Let's now change the context and see a different set of answers.

In [None]:
# New context
TEST_CONTEXT2 = """
You can make a wooden planter in a day, using treated timber. Simply work out how big an area you need,
cut the wood to size and follow our steps to putting the planter together. Make sure your wooden planter
has drainage holes, so plants don’t become waterlogged.
"""

# Make sure our text can be used in an SQL statement.
TEST_CONTEXT2 = TEST_CONTEXT2.replace("'", "''")

In [None]:
%%sql
WITH MODEL_OUTPUT AS
(
    SELECT TE_QUESTION_ANSWERING_UDF(
        NULL,
        '{{ai_lab_config.bfs_connection_name}}',
        '{{ai_lab_config.bfs_model_subdir}}',
        '{{MODEL_NAME}}',
        '{{TEST_QUESTION}}',
        '{{TEST_CONTEXT2}}',
        5
    )
)
SELECT answer, score, error_message FROM MODEL_OUTPUT ORDER BY SCORE DESC

The code above shows how the model works on a toy example. However, the main purpose of having a model deployed in the database is to get a quick response for a batch input. The performance gain comes from two factors - localization and parallelization. The first means that the input data never crosses the machine boundaries. The second means that multiple instances of the model are processing the data on all available nodes in parallel.

Another advantage of making predictions within the database is enhanced data security.
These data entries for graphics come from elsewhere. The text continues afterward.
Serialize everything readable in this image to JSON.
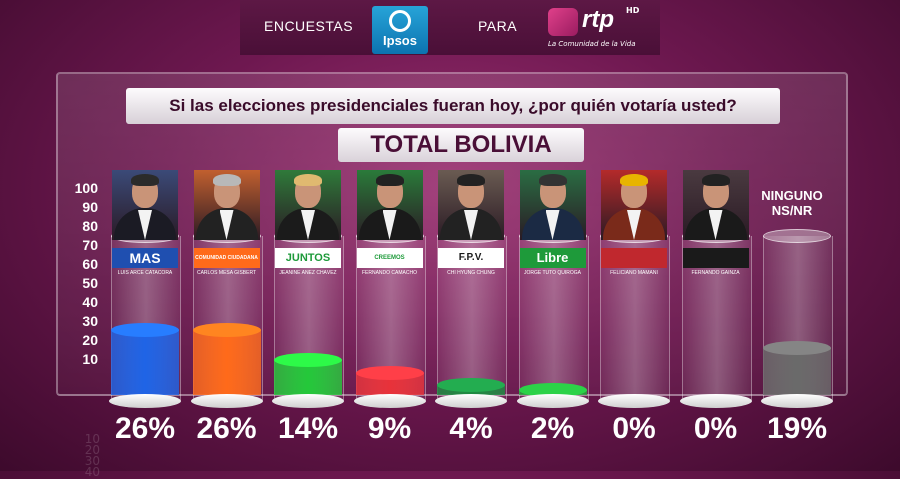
{
  "header": {
    "left_label": "ENCUESTAS",
    "ipsos_logo": "Ipsos",
    "middle_label": "PARA",
    "rtp_logo": "rtp",
    "rtp_hd": "HD",
    "rtp_tagline": "La Comunidad de la Vida"
  },
  "question": "Si las elecciones presidenciales fueran hoy, ¿por quién votaría usted?",
  "subtitle": "TOTAL BOLIVIA",
  "ninguno_label": [
    "NINGUNO",
    "NS/NR"
  ],
  "chart_data": {
    "type": "bar",
    "ylim": [
      0,
      100
    ],
    "yticks": [
      100,
      90,
      80,
      70,
      60,
      50,
      40,
      30,
      20,
      10
    ],
    "categories": [
      "LUIS ARCE CATACORA",
      "CARLOS MESA GISBERT",
      "JEANINE AÑEZ CHÁVEZ",
      "FERNANDO CAMACHO",
      "CHI HYUNG CHUNG",
      "JORGE TUTO QUIROGA",
      "FELICIANO MAMANI",
      "FERNANDO GAINZA",
      "NINGUNO NS/NR"
    ],
    "parties": [
      "MAS",
      "COMUNIDAD CIUDADANA",
      "JUNTOS",
      "CREEMOS",
      "F.P.V.",
      "Libre",
      "",
      "",
      ""
    ],
    "values": [
      26,
      26,
      14,
      9,
      4,
      2,
      0,
      0,
      19
    ],
    "labels": [
      "26%",
      "26%",
      "14%",
      "9%",
      "4%",
      "2%",
      "0%",
      "0%",
      "19%"
    ],
    "colors": [
      "#1f64e6",
      "#ff6a1a",
      "#24c83a",
      "#e8323a",
      "#1c8a40",
      "#23a83a",
      "#ffffff",
      "#ffffff",
      "#6a6a6a"
    ]
  }
}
The task of safeguarding privacy can be simplified given the fact that the source data never leaves the database machine.
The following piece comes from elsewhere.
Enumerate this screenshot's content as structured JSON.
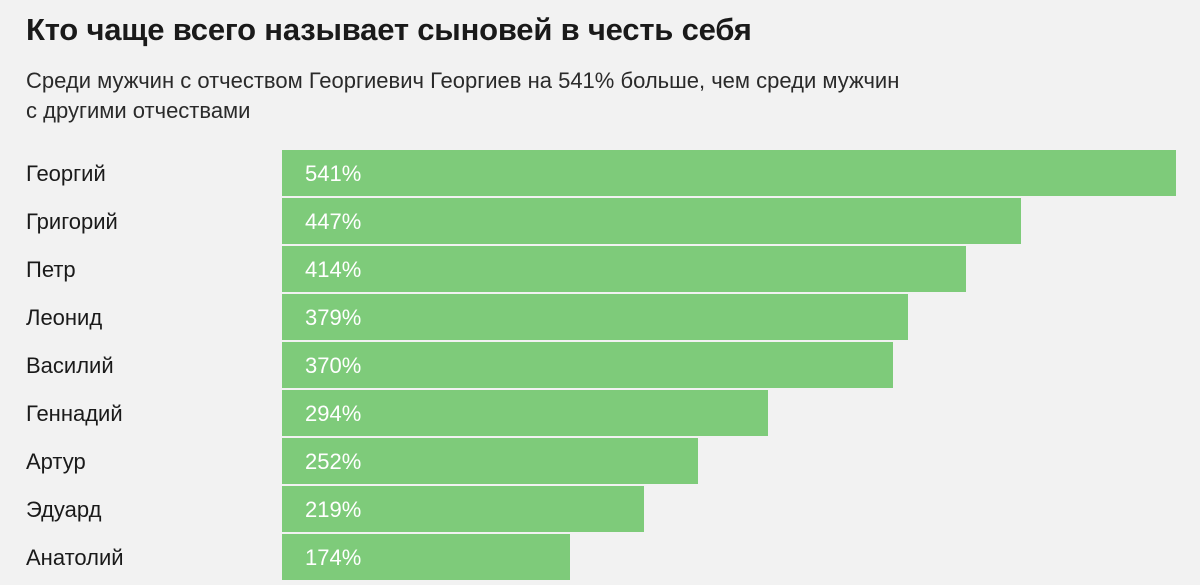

In a more practical application, the question and the context would be stored in columns of a database table. For example, if we wanted to get the best answer for each row of the input table `MY_TEXT_TABLE`, where the question is in the column `MY_QUESTION` and the context is in the column `MY_CONTEXT`, the SQL would look similar to this:
```
SELECT TE_QUESTION_ANSWERING_UDF(..., MY_QUESTION, MY_CONTEXT, 1) FROM MY_TEXT_TABLE;
```
Please note, that the response time observed on the provided example with a single input will not be scaled up linearly in case of multiple inputs. Much of the latency falls on loading the model into the CPU memory from BucketFS. This needs to be done only once regardless of the number of inputs.